Addendum regarding SCUBA                                      

In 1953, in Stamford, Hilda, knowing of my interest in skin and scuba diving, called my attention to a small announcement in the local newspaper. It read, “The skin diving club of the Greenwich YMCA invites all men interested in this new sport to our monthly meetings in the pool.”

I had thought about this crazy idea before, and after a few tries in cold, murky water with a rudimentary mask and one of those ping-pong ball “breathing tubes” (first tested in my bathtub) and Churchill fins (since donated to the Underwater Explorers Club Museum), I dreamed of bigger things, like actually breathing underwater. My fist try was a 2 foot square tin box. I pulled it over my head and ducked under. No dice! I wondered whether this group at the Y had something better. I called the Y. “Tell me about your skin diving or scuba group”, proud of myself for knowing how to pronounce this new word. The man didn’t understand. “Skin or scuba”, I repeated. “Is that someone’s name” he asked. Finally, connected to the Aquatic office, I learned that this group was not simply playing with plastic tubes but actually had tanks. I signed up.

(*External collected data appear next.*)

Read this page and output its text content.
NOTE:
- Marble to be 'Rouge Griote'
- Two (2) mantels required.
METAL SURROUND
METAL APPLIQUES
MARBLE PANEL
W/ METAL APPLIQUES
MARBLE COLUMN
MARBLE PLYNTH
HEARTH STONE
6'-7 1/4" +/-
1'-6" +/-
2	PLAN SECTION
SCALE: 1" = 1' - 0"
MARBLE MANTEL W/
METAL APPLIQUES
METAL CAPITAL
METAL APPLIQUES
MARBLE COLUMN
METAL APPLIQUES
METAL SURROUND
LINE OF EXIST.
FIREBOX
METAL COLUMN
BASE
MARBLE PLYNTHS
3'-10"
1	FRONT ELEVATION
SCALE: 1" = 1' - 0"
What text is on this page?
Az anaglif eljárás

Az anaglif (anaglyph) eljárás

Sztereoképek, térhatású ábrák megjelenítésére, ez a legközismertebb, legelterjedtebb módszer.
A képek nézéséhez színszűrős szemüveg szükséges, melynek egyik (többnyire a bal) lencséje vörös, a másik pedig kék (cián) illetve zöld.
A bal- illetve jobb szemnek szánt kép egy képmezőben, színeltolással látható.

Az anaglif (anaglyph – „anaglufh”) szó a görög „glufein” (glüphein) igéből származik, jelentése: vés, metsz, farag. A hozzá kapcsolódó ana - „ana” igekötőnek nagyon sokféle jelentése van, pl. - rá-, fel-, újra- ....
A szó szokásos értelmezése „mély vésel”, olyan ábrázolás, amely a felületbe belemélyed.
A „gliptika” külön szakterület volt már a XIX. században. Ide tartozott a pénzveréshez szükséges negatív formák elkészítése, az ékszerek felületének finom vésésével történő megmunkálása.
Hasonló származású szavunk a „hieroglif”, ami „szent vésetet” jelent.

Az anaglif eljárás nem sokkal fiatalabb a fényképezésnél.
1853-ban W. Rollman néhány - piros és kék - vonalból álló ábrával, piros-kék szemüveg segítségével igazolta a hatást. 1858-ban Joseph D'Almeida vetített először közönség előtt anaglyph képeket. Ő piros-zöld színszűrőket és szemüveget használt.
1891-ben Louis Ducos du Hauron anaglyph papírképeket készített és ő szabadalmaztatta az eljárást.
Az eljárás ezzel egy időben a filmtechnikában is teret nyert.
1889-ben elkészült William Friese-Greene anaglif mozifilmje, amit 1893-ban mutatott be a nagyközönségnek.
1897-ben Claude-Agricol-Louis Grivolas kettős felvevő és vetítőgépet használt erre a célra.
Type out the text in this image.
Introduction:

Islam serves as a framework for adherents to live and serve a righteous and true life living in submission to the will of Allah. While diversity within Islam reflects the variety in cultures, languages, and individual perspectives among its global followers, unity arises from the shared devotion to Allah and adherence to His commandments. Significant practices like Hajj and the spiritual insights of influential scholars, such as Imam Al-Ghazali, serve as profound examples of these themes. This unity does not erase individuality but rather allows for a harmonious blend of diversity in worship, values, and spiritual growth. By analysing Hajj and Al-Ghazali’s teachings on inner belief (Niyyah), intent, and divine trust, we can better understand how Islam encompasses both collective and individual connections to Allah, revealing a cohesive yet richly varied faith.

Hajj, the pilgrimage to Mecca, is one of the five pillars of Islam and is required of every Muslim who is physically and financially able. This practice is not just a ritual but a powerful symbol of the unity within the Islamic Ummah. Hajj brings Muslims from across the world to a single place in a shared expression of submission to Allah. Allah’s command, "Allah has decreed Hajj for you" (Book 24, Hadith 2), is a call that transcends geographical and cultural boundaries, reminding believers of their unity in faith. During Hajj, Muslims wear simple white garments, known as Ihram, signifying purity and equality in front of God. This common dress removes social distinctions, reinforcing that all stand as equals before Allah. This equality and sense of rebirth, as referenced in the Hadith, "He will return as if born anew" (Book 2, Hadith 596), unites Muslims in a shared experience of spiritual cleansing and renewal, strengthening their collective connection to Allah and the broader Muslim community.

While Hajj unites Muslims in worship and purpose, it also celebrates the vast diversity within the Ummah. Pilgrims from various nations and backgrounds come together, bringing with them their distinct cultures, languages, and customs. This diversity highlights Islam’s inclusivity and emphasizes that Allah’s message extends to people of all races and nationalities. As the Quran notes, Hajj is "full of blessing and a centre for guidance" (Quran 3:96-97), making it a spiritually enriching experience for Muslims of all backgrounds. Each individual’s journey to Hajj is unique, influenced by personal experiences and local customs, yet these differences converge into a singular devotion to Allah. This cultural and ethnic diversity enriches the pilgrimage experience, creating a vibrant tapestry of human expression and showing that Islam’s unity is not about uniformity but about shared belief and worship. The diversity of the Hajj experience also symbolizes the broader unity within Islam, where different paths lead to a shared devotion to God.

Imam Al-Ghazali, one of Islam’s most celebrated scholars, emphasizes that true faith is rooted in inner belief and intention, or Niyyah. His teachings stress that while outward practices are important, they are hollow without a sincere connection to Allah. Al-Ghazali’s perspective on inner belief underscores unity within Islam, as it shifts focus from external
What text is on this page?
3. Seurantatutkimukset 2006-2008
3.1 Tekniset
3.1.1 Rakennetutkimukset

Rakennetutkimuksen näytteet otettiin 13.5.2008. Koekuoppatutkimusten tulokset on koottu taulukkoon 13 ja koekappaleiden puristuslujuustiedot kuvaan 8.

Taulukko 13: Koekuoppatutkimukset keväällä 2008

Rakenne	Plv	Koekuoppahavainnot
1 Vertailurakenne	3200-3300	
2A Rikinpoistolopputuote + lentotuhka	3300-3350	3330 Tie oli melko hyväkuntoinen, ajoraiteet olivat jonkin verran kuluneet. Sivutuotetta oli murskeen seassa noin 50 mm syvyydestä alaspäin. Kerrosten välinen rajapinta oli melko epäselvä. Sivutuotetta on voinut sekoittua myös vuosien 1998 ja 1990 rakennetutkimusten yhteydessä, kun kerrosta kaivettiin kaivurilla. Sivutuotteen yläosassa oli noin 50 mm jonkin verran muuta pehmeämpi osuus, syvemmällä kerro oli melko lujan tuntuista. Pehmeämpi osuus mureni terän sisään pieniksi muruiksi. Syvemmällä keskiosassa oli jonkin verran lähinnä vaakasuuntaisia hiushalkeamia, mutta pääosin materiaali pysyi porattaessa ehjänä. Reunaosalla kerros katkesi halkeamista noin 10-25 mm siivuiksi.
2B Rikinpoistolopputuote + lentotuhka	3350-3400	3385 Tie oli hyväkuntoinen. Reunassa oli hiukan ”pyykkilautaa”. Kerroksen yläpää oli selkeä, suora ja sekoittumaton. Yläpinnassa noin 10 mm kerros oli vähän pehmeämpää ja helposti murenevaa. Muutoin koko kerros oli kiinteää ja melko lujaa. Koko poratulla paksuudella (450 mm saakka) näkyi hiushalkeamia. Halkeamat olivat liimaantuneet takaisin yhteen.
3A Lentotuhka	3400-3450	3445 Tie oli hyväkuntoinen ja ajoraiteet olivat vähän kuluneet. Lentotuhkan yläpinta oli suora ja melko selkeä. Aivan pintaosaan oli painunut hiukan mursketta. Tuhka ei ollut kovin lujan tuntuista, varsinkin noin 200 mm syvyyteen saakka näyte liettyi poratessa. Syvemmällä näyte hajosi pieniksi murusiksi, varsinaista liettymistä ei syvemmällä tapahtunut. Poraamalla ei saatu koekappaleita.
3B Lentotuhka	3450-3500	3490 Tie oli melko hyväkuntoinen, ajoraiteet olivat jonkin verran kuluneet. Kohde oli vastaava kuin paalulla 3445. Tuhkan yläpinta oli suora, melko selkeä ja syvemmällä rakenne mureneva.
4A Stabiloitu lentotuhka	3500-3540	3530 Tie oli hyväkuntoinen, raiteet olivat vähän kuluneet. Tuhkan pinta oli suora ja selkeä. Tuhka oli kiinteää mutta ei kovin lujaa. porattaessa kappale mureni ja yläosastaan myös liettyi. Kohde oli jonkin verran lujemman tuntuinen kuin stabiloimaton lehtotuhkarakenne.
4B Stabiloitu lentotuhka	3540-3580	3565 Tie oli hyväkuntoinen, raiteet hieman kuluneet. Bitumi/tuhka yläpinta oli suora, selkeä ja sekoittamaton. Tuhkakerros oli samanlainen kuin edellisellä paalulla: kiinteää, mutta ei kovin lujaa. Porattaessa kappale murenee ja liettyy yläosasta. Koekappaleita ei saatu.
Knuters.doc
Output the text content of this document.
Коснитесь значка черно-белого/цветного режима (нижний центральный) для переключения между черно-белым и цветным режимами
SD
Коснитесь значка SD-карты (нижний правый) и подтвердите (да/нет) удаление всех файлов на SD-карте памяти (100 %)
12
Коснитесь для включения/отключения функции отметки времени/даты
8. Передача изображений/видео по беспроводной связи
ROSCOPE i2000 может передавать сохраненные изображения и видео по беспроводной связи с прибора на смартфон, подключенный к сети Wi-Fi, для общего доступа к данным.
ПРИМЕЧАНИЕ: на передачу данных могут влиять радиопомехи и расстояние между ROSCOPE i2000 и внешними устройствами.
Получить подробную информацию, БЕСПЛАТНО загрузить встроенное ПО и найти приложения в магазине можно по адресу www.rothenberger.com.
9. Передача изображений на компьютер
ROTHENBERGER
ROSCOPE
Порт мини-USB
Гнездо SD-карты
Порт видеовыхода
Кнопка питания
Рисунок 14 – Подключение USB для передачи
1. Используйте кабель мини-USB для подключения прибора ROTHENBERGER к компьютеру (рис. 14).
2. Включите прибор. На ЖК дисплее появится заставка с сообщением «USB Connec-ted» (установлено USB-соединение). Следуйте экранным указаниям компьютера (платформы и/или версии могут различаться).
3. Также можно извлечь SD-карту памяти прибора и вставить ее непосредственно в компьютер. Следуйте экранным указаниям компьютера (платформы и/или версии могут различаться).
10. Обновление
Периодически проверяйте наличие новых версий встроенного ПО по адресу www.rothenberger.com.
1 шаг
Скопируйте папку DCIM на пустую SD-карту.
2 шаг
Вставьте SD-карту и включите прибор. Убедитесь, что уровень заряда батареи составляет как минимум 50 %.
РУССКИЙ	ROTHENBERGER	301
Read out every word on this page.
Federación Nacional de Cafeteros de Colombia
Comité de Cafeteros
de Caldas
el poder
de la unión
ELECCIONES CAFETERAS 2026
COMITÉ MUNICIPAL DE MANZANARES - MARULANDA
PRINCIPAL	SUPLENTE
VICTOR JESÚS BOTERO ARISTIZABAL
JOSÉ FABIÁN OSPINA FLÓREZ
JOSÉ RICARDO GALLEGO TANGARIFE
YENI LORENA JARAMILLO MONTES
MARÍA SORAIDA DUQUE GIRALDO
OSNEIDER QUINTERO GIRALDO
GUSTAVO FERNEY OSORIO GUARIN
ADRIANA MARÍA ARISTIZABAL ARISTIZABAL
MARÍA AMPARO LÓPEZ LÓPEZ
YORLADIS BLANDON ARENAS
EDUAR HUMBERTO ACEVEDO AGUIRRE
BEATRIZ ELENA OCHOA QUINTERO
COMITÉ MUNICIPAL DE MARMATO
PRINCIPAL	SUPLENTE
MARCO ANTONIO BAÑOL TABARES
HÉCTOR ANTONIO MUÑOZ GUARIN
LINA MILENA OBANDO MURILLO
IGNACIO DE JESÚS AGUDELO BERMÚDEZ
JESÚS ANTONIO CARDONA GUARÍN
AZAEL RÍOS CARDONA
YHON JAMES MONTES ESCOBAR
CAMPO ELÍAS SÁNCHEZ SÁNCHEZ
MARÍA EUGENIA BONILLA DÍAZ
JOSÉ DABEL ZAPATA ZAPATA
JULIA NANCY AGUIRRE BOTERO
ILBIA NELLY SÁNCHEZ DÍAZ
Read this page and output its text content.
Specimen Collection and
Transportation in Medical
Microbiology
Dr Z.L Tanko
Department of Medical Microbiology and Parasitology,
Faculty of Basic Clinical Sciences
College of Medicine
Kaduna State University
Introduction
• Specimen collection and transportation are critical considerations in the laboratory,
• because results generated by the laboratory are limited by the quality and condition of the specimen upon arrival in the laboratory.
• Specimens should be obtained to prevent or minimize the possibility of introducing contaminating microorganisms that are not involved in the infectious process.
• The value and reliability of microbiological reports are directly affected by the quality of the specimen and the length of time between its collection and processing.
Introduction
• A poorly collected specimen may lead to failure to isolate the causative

There they were – eight “divers”, half of them underwater. Two had shiny, futuristic looking tanks with things called “regulators” attached to two corrugated hoses. The other six had homemade “rigs.”

“OK Ernie, It’s your turn.”With pounding heart, I was strapped onto a tank at the shallow end and was pushed under water. I arrived in Mecca, heaven and paradise all at once. The bug bit!

Nothing was going to stop me from joining this group of nuts. I could not afford those shiny tanks, but how could I build such a complicated thing as an underwater breathing apparatus – an actual SCUBA outfit? I questioned these divers at a coffee bar after the pool session in order to get a general idea of how to go about making my own, First, a surplus red fire extinguisher tank (maximum pressure 400 pounds) A war surplus store supplied an old air force regulator designed to provide air to pilots bailing out at high altitudes. Rubber hoses were easy to come by. A mouth piece from a snorkel, some clamps, one rubber flutter valve and one rubber band which I recall as being essential but for what I could not remember.

 The nastiest problem was the waterproofing of the regulator. Simple. Just pour liquid rubber all over and into it. Add one strap and one buckle and I finally had my own “rig”, which I simply called “It”.

One of the Y divers had a compressor with a barrel of water alongside. In went “It”, on went the compressor, and out we went around the corner of the building until the gauge showed 390. We gingerly retrieved the tank.

The big initiation came the next week. Flippers, mask, then “It”. Mouth piece in, a breath, the face down. I could see. I could move. I could breathe, although it took all the strength I could muster to do so. But no way could I get more than 2” underwater. “It” had felt heavy enough out of water, but in the water, was more like a lifejacket. Only then did I notice that the other guys wore weighted belts. I borrowed one of the heavier belts and finally became a real diver. What a thrill. What a sense of freedom!  But all those weight belts looked expensive and cumbersome, so I simply added a 9” length of an “I” beam and stayed in that fabulous world for the entire eight minutes that the 390 pounds of pressure allowed.

During the next few months, there were several more pool sessions and discussions of Boyles Law, Costeau’s Aqualung and the like, all this increasing my wish to invest in decent equipment to allow me to go below ten feet. In any case, the bail-out regulator started to fall apart.

I was transferred to Chicago. “It” was left behind for the garbage man to pick up. As I drove westward, I thought of my red tank with its remaining pounds of pressure. What if the neighbor’s five kids played with it? I called him telling him to let the air out. I had visions of a headline. “Boy blown apart by neighbor’s home made bomb.”

I purchased my first scuba outfit – with double hoses  - and started my ten years with Atlantis Divers.